In response to Michael Skube’s freewheelingly critical opinion piece about the blogosphere in Sunday’s LA Times, the paper has published a response entitled “The journalism that bloggers actually do” by Jay Rosen, NYU journalism professor and PressThink blogger, via its online Blowback feature. For more information on the Skube affair, check out A Blog Around the Clock. I don’t have a problem with Skube’s assertion that blogs are no substitute for the mainstream media–I agree–but Skube is just so contemptuous and dismissive toward the blogosphere (a phenomenon he doesn’t seem particularly familiar with to begin with) that his assertions warranted a response.
The real value of Rosen’s response, though, is that it contains an informative list–compiled from suggestions on his blog and with links included–of high-impact reporting done by blogs. Check it out. He included my role in the resignation of George Deutsch on the list, for which I’m honored, but I mention this primarily because I thought that this was a great example of how the old and new media should interact. I broke the original story, but Andrew Revkin of the The New York Times verified the story and put it out in the “official” print record for a wider audience (and the story I broke was a follow up to a story that Revkin had reported a week earlier). We communicated openly throughout all of this.

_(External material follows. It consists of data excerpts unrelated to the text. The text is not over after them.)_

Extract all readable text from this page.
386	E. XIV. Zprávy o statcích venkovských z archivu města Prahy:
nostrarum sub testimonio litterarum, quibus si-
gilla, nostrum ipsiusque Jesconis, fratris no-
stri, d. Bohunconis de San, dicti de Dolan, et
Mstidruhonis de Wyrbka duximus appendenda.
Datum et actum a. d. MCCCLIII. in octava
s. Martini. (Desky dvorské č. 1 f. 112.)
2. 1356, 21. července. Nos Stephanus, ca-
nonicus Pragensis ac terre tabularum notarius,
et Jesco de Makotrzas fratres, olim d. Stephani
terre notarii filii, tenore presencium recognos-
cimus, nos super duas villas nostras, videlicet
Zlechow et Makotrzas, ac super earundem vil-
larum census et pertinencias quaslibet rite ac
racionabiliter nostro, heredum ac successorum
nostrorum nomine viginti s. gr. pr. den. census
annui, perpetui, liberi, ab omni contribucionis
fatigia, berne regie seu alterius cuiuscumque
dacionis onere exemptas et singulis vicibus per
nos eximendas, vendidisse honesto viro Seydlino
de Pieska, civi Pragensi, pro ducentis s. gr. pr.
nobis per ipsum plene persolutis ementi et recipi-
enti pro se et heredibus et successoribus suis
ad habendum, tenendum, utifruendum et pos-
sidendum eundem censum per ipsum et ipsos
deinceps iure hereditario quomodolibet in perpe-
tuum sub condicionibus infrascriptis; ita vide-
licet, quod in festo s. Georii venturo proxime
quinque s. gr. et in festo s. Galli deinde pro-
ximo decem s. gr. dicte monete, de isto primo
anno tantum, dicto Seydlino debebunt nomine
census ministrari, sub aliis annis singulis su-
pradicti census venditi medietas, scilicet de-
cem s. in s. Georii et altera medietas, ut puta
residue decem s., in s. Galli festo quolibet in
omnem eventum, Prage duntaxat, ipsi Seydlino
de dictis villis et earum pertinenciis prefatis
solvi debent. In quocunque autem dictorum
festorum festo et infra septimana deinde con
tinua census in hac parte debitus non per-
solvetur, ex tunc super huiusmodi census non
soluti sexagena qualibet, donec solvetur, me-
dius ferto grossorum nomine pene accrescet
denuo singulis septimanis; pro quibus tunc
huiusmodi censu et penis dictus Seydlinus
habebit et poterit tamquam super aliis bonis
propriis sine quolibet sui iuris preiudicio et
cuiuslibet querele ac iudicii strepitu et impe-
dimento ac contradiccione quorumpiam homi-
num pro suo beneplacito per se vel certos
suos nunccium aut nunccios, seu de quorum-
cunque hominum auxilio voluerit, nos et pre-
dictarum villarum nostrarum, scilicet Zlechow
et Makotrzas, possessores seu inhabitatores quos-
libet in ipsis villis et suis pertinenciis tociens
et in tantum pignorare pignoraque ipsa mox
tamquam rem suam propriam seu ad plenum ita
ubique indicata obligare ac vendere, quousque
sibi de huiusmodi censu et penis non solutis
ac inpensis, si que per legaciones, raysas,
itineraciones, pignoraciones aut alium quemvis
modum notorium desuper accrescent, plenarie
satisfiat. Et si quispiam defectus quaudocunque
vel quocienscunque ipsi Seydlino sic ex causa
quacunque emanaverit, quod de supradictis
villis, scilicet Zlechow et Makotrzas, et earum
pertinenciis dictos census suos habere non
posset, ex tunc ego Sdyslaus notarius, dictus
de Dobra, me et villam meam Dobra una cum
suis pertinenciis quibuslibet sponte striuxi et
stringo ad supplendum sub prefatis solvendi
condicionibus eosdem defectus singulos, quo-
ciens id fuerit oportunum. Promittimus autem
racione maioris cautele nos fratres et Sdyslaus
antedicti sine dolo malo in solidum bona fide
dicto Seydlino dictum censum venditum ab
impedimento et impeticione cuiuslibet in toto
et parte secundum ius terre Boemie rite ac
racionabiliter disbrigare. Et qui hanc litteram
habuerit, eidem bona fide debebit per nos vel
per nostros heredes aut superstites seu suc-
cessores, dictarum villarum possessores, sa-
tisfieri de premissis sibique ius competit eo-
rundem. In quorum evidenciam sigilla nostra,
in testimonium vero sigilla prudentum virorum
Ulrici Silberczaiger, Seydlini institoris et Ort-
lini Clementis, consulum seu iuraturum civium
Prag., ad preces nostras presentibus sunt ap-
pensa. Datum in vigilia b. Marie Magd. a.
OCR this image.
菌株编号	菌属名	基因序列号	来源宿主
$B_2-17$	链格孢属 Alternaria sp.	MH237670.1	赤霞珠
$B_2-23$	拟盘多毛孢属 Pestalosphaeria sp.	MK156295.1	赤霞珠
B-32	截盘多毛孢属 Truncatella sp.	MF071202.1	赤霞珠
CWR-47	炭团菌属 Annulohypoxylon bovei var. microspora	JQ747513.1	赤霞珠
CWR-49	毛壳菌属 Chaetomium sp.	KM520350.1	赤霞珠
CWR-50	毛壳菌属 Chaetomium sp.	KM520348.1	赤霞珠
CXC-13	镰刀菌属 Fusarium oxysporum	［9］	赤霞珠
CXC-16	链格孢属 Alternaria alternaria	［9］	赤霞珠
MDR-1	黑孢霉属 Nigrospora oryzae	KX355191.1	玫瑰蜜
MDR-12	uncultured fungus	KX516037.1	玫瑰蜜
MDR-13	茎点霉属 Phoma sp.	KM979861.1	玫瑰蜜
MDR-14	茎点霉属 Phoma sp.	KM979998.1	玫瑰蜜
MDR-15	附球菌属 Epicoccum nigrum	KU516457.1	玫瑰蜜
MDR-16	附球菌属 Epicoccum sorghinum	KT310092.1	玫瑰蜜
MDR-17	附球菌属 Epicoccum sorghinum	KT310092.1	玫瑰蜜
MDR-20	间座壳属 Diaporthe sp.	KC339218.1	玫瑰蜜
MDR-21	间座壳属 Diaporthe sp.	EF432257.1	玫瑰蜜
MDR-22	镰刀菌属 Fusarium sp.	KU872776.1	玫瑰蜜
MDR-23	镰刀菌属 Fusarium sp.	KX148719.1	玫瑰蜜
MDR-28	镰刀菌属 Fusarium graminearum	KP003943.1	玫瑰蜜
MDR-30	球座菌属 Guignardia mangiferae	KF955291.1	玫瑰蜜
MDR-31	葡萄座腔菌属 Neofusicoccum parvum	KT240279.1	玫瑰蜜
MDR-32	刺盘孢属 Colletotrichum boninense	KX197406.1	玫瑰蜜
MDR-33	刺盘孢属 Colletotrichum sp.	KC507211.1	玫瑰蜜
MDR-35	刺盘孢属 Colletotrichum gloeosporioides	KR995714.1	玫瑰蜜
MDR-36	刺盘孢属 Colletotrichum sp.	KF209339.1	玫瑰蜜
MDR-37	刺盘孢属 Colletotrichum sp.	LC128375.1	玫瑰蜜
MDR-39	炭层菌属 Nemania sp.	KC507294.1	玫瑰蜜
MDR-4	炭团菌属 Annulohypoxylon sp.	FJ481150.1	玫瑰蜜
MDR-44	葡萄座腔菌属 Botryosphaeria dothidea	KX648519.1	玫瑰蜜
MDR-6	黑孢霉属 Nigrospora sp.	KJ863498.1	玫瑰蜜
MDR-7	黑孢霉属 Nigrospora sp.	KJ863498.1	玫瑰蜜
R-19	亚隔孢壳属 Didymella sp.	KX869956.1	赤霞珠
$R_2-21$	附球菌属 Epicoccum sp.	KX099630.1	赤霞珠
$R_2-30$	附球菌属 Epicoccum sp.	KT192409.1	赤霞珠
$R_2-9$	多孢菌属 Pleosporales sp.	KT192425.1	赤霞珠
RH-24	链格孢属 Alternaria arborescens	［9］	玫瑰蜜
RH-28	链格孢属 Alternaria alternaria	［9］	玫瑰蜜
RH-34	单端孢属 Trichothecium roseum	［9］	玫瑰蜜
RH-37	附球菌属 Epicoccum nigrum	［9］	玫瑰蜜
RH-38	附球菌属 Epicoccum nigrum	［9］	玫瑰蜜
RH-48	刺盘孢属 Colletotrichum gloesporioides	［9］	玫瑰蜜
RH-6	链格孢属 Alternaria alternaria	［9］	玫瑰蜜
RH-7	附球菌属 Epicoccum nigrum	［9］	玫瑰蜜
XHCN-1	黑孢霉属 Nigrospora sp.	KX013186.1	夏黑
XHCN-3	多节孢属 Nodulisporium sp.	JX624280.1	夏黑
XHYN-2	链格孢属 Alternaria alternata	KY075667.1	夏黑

Although efforts such as Skube’s don’t help the cause, blogs and the traditional media should be complementary aspects of the same phenomenon: the dissemination of information to the public. And, after demonstrating that yes, in fact, blogs do “real reporting” as well, Rosen says it best:
No one owns the practice of reporting or assigns the right to do it. It’s a democratic thing to tell others what’s going on and “show your work.” Some people will not be deterred from doing that. Most of them don’t care what you call them. They do care if their story stands up.